The business owner is looking for a place for a commissioner, promises to return the budget council, transparency

A local business owner who was outraged by the decision to dissolve the Cleveland County Budget Council will ask voters to elect him as the next county commissioner.

Rusty Grissom, a Republican, business owner and Noble resident, will face incumbent Harold Haralson in the June primary. The election also attracted Democrats JD Krohmer and Mona “Mo” Vaughn, who will fight for the seat.

Haralson and District 2 Commissioner Dari Stacey voted on February 21, 2021 to dissolve the board, while District 1 Commissioner Rod Cleveland voted against. The decision sparked a protest from county residents, who thought the move reduced transparency. Budget councils allow all eight county elected officials to vote on the county budget, while the excise council – which the county currently uses – relies on three appointed members to approve before the commission adopts it.

Grissom, the 37-year-old owner of Grissom Landscape Nursery, said his top priority would be to restore the budget council and strengthen relations with other elected officials to improve the county’s business.

“This will be my first order,” he said. “I don’t think this should be just a vote of the district commissioners. There is much more oversight if you have all the county officials, because they know their budget better than the county commissioners. They all need to participate and have a voice. ”

The budget council as a model for approving the county budget was introduced into state law after a scandal with kickbacks in the 1980s, when 200 county commissioners across the state were convicted or found guilty of financial crimes.

The county government may add a budget council to its excise council to approve budgets for all elected county officials.

The decision of the commissioners to dissolve the budget council provoked a protest from the residents, who said that the more views on the budget, the better.

Haralson and Stacey said the board was an unnecessary duplication of the county government, and said the move increased transparency as excise council meetings were held in the commissioner’s boardroom. The Budget Council was held in another building.

Both meetings are open to the public.

Several elected officials opposed the decision, including the district assessor, the county treasurer and the court secretary. Grissom said the decision to disband the board had worsened relations with the county.

“There is so much disagreement in the courtroom at the moment,” he said. “When I get there, we’ll work together and make Cleveland County better.”

The candidate said he has experience in government and a list of achievements working in several boards of office.

He served 12 years on the Cleveland County Fairgrounds and observed numerous improvements to the fair’s facilities. Grissom also served 21 years on the Oklahoma Electric Cooperative Council and was elected by the board to serve as its representative on the Western Farmers Electric Cooperative Council for 16 years.

During his tenure on these councils, he advocated fiber optic cable, an achievement that became critical during the COVID-19 pandemic when high-speed Internet service was launched.

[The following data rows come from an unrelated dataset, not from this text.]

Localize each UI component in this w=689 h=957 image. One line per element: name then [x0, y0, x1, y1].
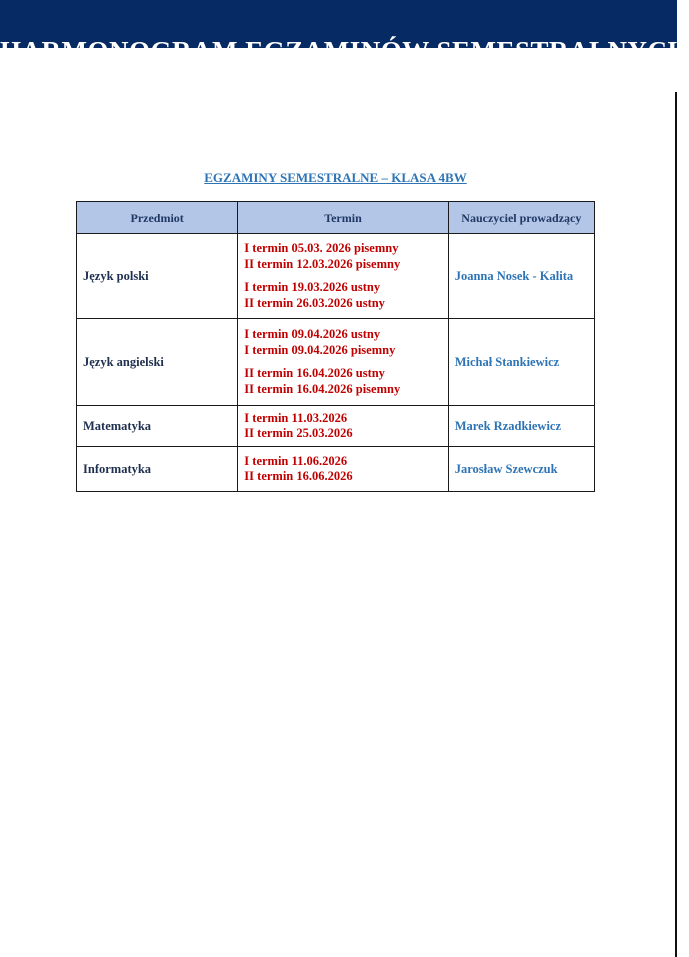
table-header-row — [77, 202, 595, 234]
term-group — [244, 241, 447, 272]
subject-cell: Matematyka — [77, 406, 238, 447]
term-group — [244, 411, 447, 442]
table-row — [77, 319, 595, 406]
table-row — [77, 447, 595, 492]
term-line: II termin 16.06.2026 — [244, 469, 353, 483]
term-line: I termin 05.03. 2026 pisemny — [244, 241, 399, 255]
subject-cell: Informatyka — [77, 447, 238, 492]
term-line: I termin 11.06.2026 — [244, 453, 348, 468]
column-header-teacher: Nauczyciel prowadzący — [448, 202, 594, 234]
term-group — [244, 454, 447, 485]
term-line: I termin 09.04.2026 pisemny — [244, 342, 396, 357]
teacher-cell: Michał Stankiewicz — [448, 319, 594, 406]
page-title: HARMONOGRAM EGZAMINÓW SEMESTRALNYCH — [0, 36, 689, 66]
column-header-subject: Przedmiot — [77, 202, 238, 234]
header-band — [0, 0, 689, 66]
term-group — [244, 280, 447, 311]
teacher-cell: Jarosław Szewczuk — [448, 447, 594, 492]
term-group — [244, 366, 447, 397]
exam-schedule-table — [76, 201, 595, 492]
term-line: II termin 12.03.2026 pisemny — [244, 256, 401, 271]
term-group — [244, 327, 447, 358]
term-line: I termin 09.04.2026 ustny — [244, 327, 381, 341]
table-row — [77, 406, 595, 447]
term-cell — [238, 319, 448, 406]
teacher-cell: Joanna Nosek - Kalita — [448, 234, 594, 319]
subject-cell: Język angielski — [77, 319, 238, 406]
term-line: I termin 19.03.2026 ustny — [244, 280, 381, 294]
term-line: II termin 26.03.2026 ustny — [244, 295, 385, 310]
subject-cell: Język polski — [77, 234, 238, 319]
table-row — [77, 234, 595, 319]
section-title: EGZAMINY SEMESTRALNE – KLASA 4BW — [204, 170, 467, 185]
term-line: I termin 11.03.2026 — [244, 410, 348, 425]
term-cell — [238, 406, 448, 447]
term-line: II termin 16.04.2026 pisemny — [244, 381, 401, 396]
column-header-term: Termin — [238, 202, 448, 234]
teacher-cell: Marek Rzadkiewicz — [448, 406, 594, 447]
right-border-line — [675, 92, 677, 957]
term-cell — [238, 234, 448, 319]
term-line: II termin 25.03.2026 — [244, 426, 353, 440]
term-cell — [238, 447, 448, 492]
term-line: II termin 16.04.2026 ustny — [244, 366, 385, 380]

“I went to class for fiber [cable] and so I brought it to [OEC] board and then we started doing research, “he said. “We had a very successful fiber project and it was a huge success. It was great for our members. During the pandemic, we had high-speed internet for all the people who had to stay at home, the children who had to stay at home and do school work. It’s a difficult time. “

Grissom said he would increase participation and communication with all county officials to improve transparency and set goals.

A recent series of layoffs at Haralson County Barn staff also prompted Grissom to run for office. In January, Haralson fired three employees following a theft complaint against an employee.

After this employee was fired, two others were fired. Haralson requested an audit from the office of the state auditor and inspector. County spokesman Joy Hampton said the two employees had been fired “for lack of confidence in their abilities”, according to The Transcript.

No criminal charges have been filed so far. Auditor Cindy Byrd expected the investigation to be included in the state’s annual audit.

Grissom said he would spend the necessary time in the barn to ensure compliance with the procedures.

“If you had to fire three employees, something serious is happening below,” Grissom said.

Grissom said he has time to run the area now that his son and wife are running the nursery operations.